Mikel, 27, said the troubles had made an impression on the squad but he pressed the need for his team mates to focus on Monday's last 16 match against France and do their bit to bring people together.

"I think it has been quite a tragedy, (but) we are here, we have a job to do, we have got to play the games and have get on with it, that's the job, but the things that are going on back home we shouldn't let it affect us," he told reporters on Sunday.

"I think football is what unites everyone back home in Nigeria, everyone loves football, and as long as we keep doing well and as long as we keep winning, I think this football alone can bring unity back to these various places where we are having problems."

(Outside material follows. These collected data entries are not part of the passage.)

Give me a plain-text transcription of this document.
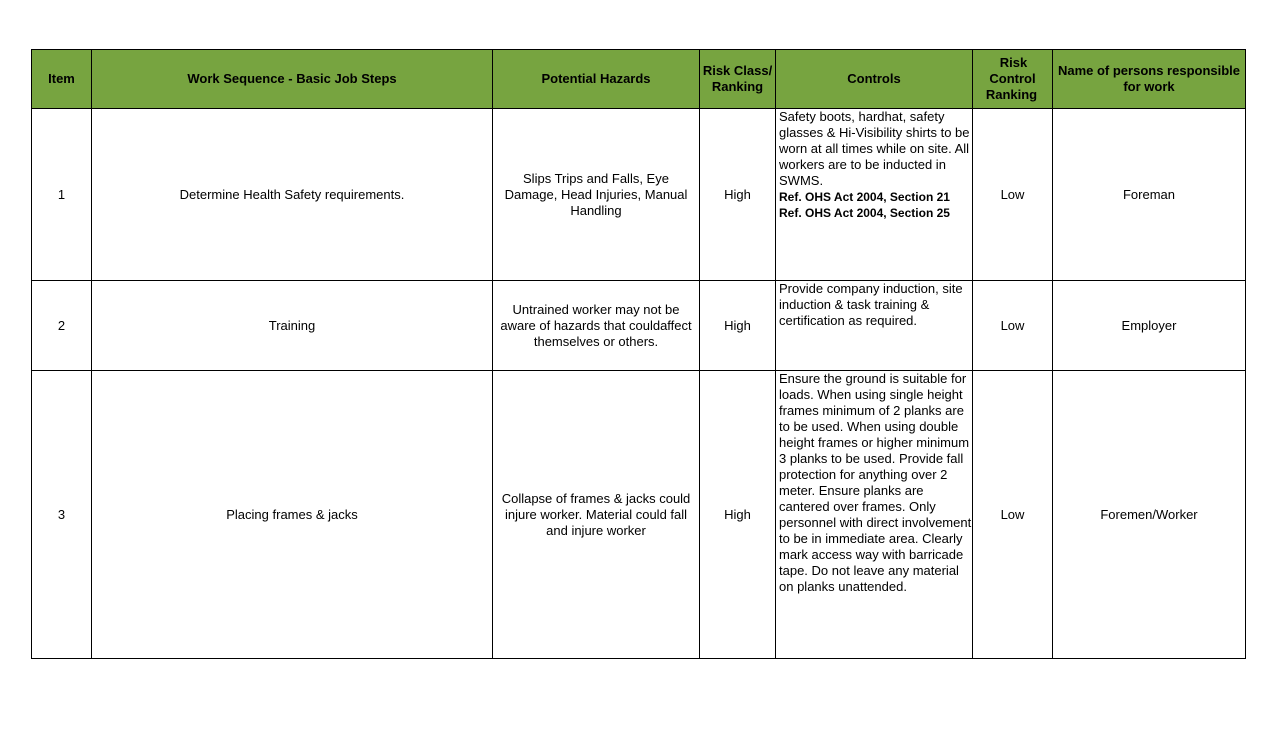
Item	Work Sequence - Basic Job Steps	Potential Hazards	Risk Class/ Ranking	Controls	Risk Control Ranking	Name of persons responsible for work
1	Determine Health Safety requirements.	Slips Trips and Falls, Eye Damage, Head Injuries, Manual Handling	High	Safety boots, hardhat, safety glasses & Hi-Visibility shirts to be worn at all times while on site. All workers are to be inducted in SWMS.
Ref. OHS Act 2004, Section 21
Ref. OHS Act 2004, Section 25	Low	Foreman
2	Training	Untrained worker may not be aware of hazards that couldaffect themselves or others.	High	Provide company induction, site induction & task training & certification as required.	Low	Employer
3	Placing frames & jacks	Collapse of frames & jacks could injure worker. Material could fall and injure worker	High	Ensure the ground is suitable for loads. When using single height frames minimum of 2 planks are to be used. When using double height frames or higher minimum 3 planks to be used. Provide fall protection for anything over 2 meter. Ensure planks are cantered over frames. Only personnel with direct involvement to be in immediate area. Clearly mark access way with barricade tape. Do not leave any material on planks unattended.	Low	Foremen/Worker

Nigeria coach Stephen Keshi also pressed the need to bring cheer to the strife hit fans of the Super Eagles, who are the first African country to get past the World Cup group phase on three separate occasions.

The troubles at home had clearly made all the smaller issues surrounding the African champions' preparations for a match against the formidable French seem incidental.

Peppered with questions about a bonus pay dispute involving the squad and the Nigerian Football Association, Keshi, known as "Big Boss", was clearly bemused by the interest in a problem he explained was over and said his team were "good to go".

"Do you work for the CIA?" he asked one American reporter who probed for more details of the pay dispute that was settled when Nigeria President Goodluck Jonathan spoke to several senior players on Friday.


Asked if he was concerned about the searing temperatures in Brazil effecting his team during Monday's early afternoon kick off he rebuked: "Its a natural thing from God and I can't blame God so let's leave the weather alone."

Questions about his wingers also resulted in surprise for the coach, who played briefly for Nigeria at the 1994 World Cup when they reached the last 16 only to be beaten by Italy.

Asked if Ahmed Musa, who scored twice in the 3-2 defeat by Argentina, had decided to fast during daylight hours for Ramadan and if he was worried that it may affect his performance, Keshi offered: "Its the normal thing to do."

Was there a problem with Victor Moses, who has n0t featured since being subbed in the opening 0-0 draw with Iran in Group F?

"Victor Moses is OK, we have 23 players, I can pick anyone I want."

Whoever he opts to select will face a tough ask against a French side which racked up eight goals in their opening two wins in Group E.

Keshi, though, has seen a pattern of unpredictability in the goal-filled tournament and was keen for that to continue.

"I think this World Cup has been an open tournament, I have never seen a World Cup like this before, you can never tell what is going to happen on the field for 90 minutes, he said.